Com a dissolução da Assembleia da República, a lei caduca. Volta tudo à estaca zero.
Em 2003, socialistas e bloquistas voltam à carga, mas os projetos, em tudo semelhantes aos de 2001, não são sequer discutidos. Durão Barroso tinha abandonado o governo para ir para a Comissão Europeia; Santana Lopes tomaria posse como primeiro-ministro, mas cairia quatro meses depois. Jorge Sampaio dissolve o parlamento e convoca eleições. "Fartei-me do Santana como primeiro-ministro, estava a deixar o país à deriva", diria mais tarde na sua biografia política, da autoria de José Pedro Castanheira.
A dissolução da Assembleia da República, por coincidência novamente em dezembro, adia mais uma vez a paridade imposta por lei.
Na legislatura seguinte, no governo de José Sócrates, o BE apresenta três projetos de lei de alteração das leis eleitorais para a Assembleia da República, para os órgãos das Autarquias Locais e para o Parlamento Europeu, introduzindo o requisito da paridade. O PS, no seu projeto, insiste "na representação mínima de 33%" de cada um dos sexos. Tudo é debatido e aprovado, só que é vetado por Cavaco Silva.
O então Presidente da República não aceita que se possam rejeitar listas de candidaturas que não cumpram a lei. Cavaco Silva alega que se está perante um regime sancionador "excessivo e desproporcionado."
De regresso ao parlamento, o texto é reapreciado e votado com alterações. A lei é aprovada a 6 de julho de 2006 [mantêm-se os votos contra de PSD, PEV, PCP e CDS]e entra em vigor a 21 de agosto. O castigo pelo incumprimento fica reduzido a uma redução das subvenções públicas para as campanhas eleitorais.
Em 2017, há alterações: é revogada a exceção sobre freguesias com 750 ou menos eleitores e aos municípios com 7500 ou menos eleitores.
Em 2019, após discussões em comissão parlamentar que eliminam a ideia de alternância de género nos dois primeiros lugares das listas, entre outras propostas, é aprovado a subida do limiar representação de cada sexo para os 40%, determinando que não podem ser colocados mais de dois candidatos do mesmo sexo, consecutivamente, na ordenação da lista.

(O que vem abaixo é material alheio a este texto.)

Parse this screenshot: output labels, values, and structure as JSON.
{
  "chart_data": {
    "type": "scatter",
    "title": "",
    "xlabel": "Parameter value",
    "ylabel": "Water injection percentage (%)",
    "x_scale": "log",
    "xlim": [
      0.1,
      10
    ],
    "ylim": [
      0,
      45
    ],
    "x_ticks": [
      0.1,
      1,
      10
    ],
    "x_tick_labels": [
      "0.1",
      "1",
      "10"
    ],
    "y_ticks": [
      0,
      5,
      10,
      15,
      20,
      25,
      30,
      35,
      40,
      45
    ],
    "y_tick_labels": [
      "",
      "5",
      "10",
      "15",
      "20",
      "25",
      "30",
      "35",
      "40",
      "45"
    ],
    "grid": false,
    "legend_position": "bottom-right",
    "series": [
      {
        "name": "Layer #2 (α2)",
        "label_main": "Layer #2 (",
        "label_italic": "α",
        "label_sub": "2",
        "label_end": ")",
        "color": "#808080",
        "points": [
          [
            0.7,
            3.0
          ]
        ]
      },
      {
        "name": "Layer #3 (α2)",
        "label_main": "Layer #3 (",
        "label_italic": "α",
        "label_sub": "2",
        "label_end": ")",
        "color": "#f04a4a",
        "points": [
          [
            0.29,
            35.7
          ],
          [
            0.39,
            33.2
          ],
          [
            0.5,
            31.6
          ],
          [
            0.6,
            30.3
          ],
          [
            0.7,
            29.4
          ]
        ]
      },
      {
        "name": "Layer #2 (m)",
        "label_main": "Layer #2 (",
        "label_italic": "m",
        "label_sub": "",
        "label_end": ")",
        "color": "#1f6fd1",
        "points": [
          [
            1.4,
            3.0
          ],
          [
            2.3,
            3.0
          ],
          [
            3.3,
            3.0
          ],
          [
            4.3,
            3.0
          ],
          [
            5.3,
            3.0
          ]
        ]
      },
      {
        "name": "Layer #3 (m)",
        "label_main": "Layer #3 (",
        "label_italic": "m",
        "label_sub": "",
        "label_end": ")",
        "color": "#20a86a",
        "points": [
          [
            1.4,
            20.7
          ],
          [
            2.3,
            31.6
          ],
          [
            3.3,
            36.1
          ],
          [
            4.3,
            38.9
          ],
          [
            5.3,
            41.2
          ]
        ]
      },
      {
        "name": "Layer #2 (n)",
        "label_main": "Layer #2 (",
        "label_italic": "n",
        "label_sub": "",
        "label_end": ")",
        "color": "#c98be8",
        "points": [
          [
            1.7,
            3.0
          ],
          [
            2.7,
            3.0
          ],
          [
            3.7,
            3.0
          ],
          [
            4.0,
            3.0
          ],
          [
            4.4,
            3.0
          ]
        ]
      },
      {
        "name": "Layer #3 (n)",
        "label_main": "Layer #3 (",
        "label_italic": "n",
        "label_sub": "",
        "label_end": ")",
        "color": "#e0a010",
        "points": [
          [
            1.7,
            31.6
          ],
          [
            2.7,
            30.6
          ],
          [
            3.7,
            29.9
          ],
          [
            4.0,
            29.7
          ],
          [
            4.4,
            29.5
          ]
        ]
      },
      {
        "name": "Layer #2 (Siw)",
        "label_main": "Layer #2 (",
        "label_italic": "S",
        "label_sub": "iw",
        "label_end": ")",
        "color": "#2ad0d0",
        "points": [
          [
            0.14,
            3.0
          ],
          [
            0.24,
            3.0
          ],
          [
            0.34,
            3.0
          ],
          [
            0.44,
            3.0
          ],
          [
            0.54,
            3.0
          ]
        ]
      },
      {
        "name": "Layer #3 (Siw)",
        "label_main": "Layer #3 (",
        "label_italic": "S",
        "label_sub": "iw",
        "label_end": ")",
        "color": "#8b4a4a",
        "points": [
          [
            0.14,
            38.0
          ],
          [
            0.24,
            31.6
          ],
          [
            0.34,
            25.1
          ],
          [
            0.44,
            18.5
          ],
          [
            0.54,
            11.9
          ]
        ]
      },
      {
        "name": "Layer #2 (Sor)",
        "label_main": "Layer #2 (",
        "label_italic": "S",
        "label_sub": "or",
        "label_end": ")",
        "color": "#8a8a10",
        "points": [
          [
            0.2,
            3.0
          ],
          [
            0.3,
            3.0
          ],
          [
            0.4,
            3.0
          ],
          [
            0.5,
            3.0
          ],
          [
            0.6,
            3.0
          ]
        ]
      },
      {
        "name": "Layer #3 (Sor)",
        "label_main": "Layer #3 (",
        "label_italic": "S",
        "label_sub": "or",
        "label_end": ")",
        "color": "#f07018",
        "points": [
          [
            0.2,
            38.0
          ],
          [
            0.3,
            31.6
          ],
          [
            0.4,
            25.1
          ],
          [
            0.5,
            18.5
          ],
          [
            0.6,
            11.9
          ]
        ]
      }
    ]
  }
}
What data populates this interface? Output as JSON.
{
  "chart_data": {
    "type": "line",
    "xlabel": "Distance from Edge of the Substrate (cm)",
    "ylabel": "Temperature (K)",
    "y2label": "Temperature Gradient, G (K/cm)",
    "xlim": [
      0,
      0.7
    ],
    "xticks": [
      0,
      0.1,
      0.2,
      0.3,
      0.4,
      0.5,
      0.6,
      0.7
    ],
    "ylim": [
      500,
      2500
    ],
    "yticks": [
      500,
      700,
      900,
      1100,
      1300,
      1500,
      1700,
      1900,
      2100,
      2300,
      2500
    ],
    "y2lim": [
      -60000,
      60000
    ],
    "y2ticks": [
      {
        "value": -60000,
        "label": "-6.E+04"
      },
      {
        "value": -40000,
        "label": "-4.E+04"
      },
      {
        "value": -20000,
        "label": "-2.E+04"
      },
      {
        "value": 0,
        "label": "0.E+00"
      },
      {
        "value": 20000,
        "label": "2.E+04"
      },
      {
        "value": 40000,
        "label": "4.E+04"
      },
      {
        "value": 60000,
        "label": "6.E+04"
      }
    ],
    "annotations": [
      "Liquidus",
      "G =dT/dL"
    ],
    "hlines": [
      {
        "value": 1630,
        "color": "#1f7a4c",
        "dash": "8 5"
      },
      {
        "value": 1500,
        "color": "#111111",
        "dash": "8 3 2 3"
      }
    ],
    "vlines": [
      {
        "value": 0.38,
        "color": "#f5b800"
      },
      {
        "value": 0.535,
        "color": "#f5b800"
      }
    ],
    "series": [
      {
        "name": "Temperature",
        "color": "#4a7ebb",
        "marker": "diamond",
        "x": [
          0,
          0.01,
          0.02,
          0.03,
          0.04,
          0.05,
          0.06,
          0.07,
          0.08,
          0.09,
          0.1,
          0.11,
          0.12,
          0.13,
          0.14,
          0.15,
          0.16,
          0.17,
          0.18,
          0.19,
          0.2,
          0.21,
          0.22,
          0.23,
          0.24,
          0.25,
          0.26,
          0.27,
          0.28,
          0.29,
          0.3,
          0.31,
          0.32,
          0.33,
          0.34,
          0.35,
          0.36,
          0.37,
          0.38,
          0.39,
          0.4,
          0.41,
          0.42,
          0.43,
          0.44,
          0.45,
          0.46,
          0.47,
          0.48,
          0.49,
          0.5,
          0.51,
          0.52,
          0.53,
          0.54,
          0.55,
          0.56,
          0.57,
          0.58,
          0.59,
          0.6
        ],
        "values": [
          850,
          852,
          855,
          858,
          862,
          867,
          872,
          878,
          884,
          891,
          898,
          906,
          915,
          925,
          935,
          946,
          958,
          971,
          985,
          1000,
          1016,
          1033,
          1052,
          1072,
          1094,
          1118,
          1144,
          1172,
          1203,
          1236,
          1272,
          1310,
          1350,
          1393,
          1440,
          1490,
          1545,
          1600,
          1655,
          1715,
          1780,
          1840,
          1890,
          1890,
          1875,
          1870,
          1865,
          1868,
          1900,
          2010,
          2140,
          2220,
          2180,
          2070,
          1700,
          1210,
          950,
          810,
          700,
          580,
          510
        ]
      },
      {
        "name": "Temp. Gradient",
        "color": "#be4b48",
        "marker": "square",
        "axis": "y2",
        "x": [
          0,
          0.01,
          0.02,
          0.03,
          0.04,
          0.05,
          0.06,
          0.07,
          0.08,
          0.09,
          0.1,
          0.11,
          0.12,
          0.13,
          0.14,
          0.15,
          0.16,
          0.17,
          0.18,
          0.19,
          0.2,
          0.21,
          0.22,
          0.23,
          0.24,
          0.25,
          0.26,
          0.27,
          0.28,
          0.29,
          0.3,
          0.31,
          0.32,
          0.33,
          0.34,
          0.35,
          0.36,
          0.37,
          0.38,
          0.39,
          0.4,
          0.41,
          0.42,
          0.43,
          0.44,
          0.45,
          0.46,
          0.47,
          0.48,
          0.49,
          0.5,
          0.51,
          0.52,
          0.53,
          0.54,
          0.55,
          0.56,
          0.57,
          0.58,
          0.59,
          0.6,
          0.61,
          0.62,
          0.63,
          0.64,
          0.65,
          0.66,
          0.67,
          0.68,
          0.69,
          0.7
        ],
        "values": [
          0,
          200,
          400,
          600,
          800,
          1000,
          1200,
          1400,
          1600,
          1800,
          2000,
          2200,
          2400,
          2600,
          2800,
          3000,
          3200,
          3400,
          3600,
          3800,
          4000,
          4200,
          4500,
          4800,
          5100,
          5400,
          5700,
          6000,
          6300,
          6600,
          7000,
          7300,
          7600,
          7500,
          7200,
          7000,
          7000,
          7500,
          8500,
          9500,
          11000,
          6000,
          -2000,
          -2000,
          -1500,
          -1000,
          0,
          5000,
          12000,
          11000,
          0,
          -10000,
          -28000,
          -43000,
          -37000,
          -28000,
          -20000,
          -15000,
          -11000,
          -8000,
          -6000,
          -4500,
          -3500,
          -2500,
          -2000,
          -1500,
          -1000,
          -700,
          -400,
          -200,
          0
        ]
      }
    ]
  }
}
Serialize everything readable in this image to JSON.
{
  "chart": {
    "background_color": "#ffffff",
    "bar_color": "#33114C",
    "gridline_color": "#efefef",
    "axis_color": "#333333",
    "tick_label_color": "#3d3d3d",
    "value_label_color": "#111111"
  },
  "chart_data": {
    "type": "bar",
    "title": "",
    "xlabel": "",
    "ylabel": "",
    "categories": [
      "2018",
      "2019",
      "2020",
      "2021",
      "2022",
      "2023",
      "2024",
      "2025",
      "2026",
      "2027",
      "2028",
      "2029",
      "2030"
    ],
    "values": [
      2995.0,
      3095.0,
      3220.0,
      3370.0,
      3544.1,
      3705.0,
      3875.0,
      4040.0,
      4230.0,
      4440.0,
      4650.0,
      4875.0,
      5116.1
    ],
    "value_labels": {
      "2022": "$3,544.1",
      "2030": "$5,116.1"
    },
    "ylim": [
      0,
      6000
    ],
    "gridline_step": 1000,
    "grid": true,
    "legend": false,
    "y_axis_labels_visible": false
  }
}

E o que Cavaco Silva vetou é retomado: a rejeição da lista que não cumpra o critério da paridade. Fica também na nova versão que "em caso de substituição de titular de mandato eletivo, o mandato é conferido a um candidato do mesmo sexo da respetiva lista." Está na lei, mas a exigência, sem sanção, raramente tem sido aplicada.